Revenant sur les faits, il a rappelé que l’affaire trouve son origine dans un signalement adressé au parquet en 2024 par l’Autorité Nationale des Jeux (ANJ).
Les informations recueillies auprès de joueurs ont ensuite permis de remonter des circuits financiers et techniques reliant Chypre, Malte et la France. Selon l’officier de la SCCJ, les services d’enquête ont ainsi découvert que certaines équipes de Cresus Casino géraient depuis la France le recrutement et la fidélisation d’une base clients dépassant les 100 000 joueurs uniques par mois.
Deux hommes, Grégoire Auzoux et Victor T., ont été interpellés dans le cadre de cette enquête. « Ils se sont présentés d’eux-mêmes à l’invitation de la justice », a précisé le chef du SCCJ, tout en ajoutant qu’ils ne s’attendaient probablement pas à être ensuite placés en détention. Une source maltaise nous a confirmé qu’ils occupaient des fonctions de direction dans plusieurs opérateurs en ligne, sans pour autant en être propriétaires.

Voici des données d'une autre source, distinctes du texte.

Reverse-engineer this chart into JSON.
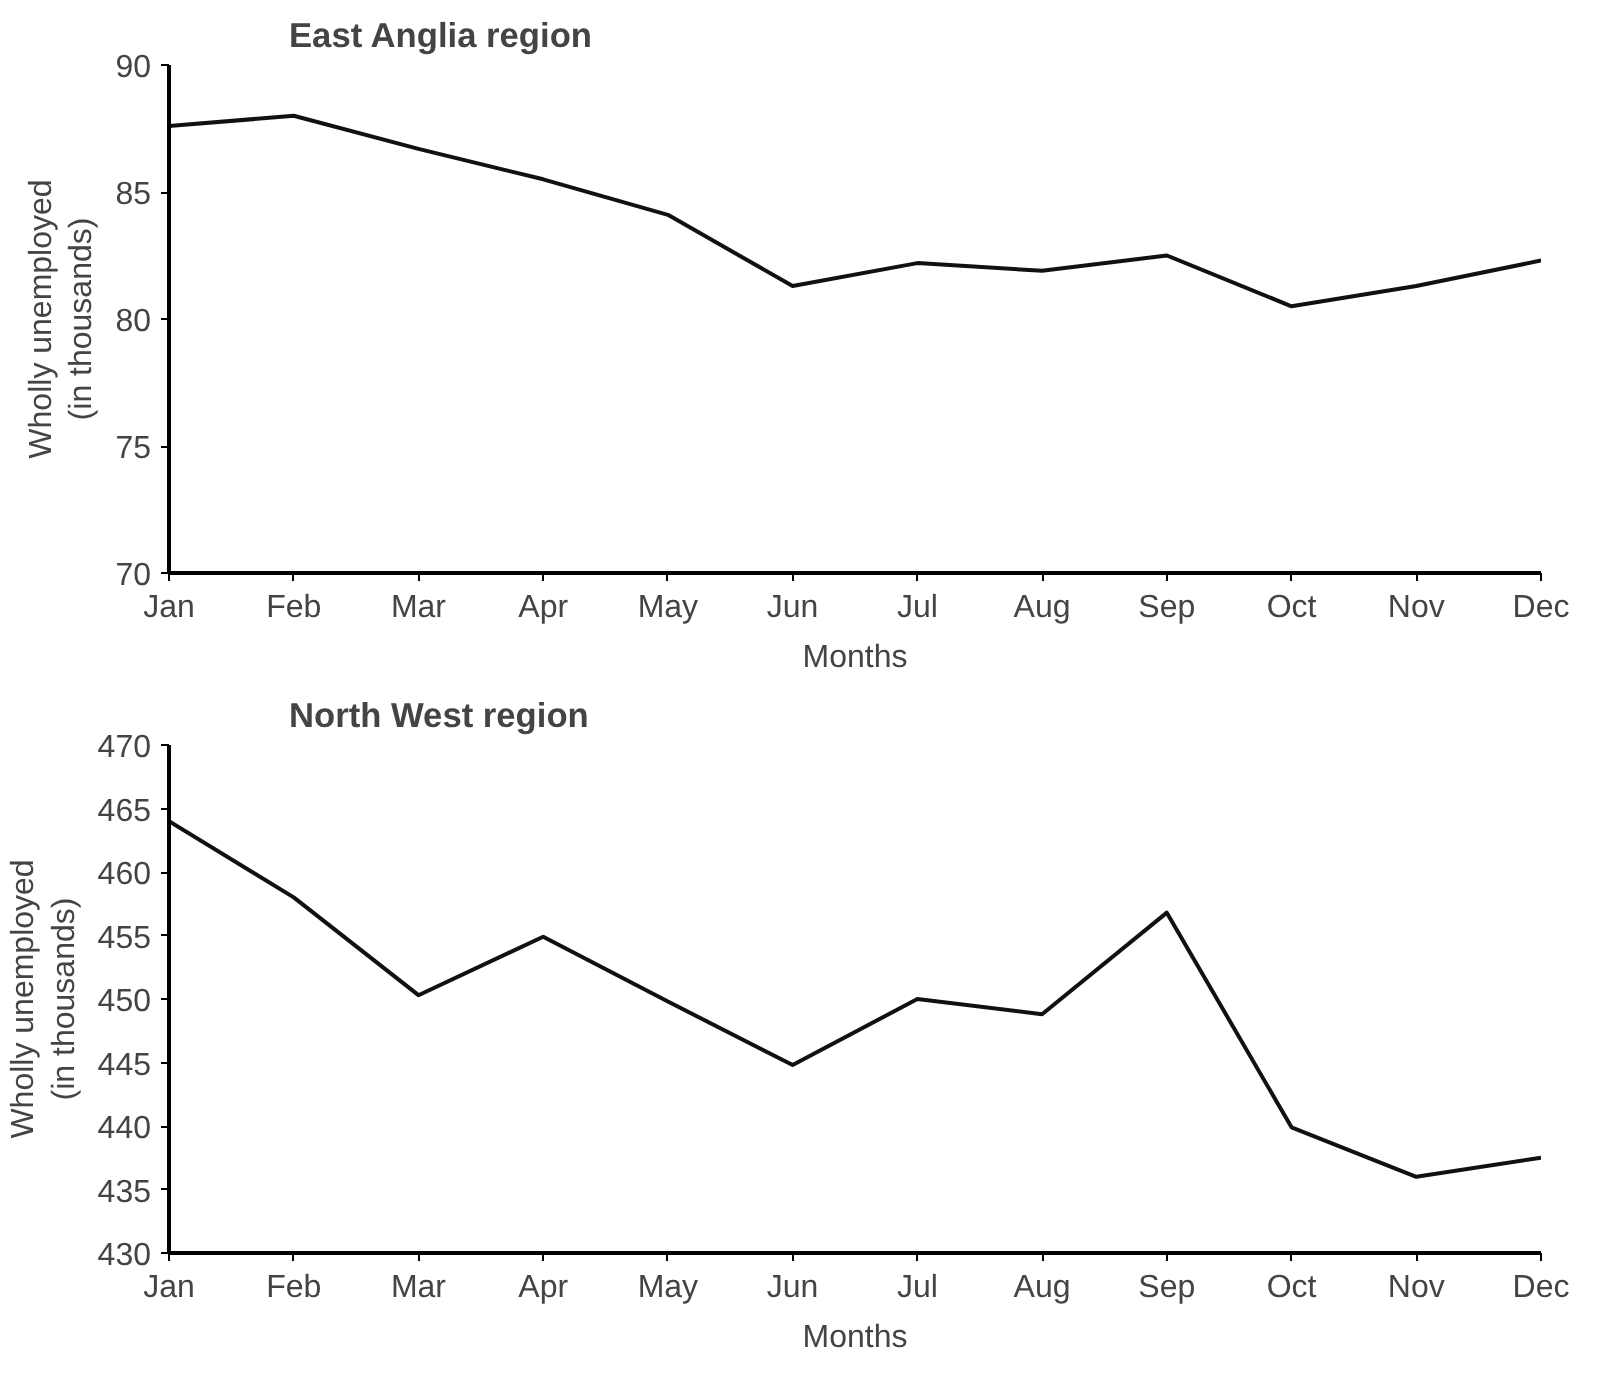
{
  "chart_data": [
    {
      "type": "line",
      "title": "East Anglia region",
      "xlabel": "Months",
      "ylabel": "Wholly unemployed\n(in thousands)",
      "categories": [
        "Jan",
        "Feb",
        "Mar",
        "Apr",
        "May",
        "Jun",
        "Jul",
        "Aug",
        "Sep",
        "Oct",
        "Nov",
        "Dec"
      ],
      "series": [
        {
          "color": "#111111",
          "values": [
            87.6,
            88.0,
            86.7,
            85.5,
            84.1,
            81.3,
            82.2,
            81.9,
            82.5,
            80.5,
            81.3,
            82.3
          ]
        }
      ],
      "ylim": [
        70,
        90
      ],
      "yticks": [
        70,
        75,
        80,
        85,
        90
      ],
      "line_style": "solid"
    },
    {
      "type": "line",
      "title": "North West region",
      "xlabel": "Months",
      "ylabel": "Wholly unemployed\n(in thousands)",
      "categories": [
        "Jan",
        "Feb",
        "Mar",
        "Apr",
        "May",
        "Jun",
        "Jul",
        "Aug",
        "Sep",
        "Oct",
        "Nov",
        "Dec"
      ],
      "series": [
        {
          "color": "#111111",
          "values": [
            464.0,
            458.0,
            450.3,
            454.9,
            449.8,
            444.8,
            450.0,
            448.8,
            456.8,
            439.9,
            436.0,
            437.5
          ]
        }
      ],
      "ylim": [
        430,
        470
      ],
      "yticks": [
        430,
        435,
        440,
        445,
        450,
        455,
        460,
        465,
        470
      ],
      "line_style": "solid"
    }
  ]
}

Interrogé sur les déclarations de l’avocat de Grégoire Auzoux, qui estime que son client ne doit pas servir de bouc émissaire sur un “marché gris”, Stéphane Piallat a tenu à clarifier la position de l’État : « Le marché du casino en ligne n’est pas un marché gris, c’est un marché noir. Il ne faut pas être complaisant. » Une déclaration claire, qui vise à distinguer le cadre légal des jeux d’argent autorisés des pratiques illégales toujours en activité sur le web.
Au-delà de cette mise au point, l’affaire soulève une autre question : celle de la responsabilité des grandes plateformes numériques. Les GAFAM continuent en effet de laisser circuler des publicités pour des opérateurs non autorisés, visibles par les internautes français. Une tolérance qui interroge, alors même que la régulation nationale se renforce pour protéger à la fois les joueurs et la filière légale.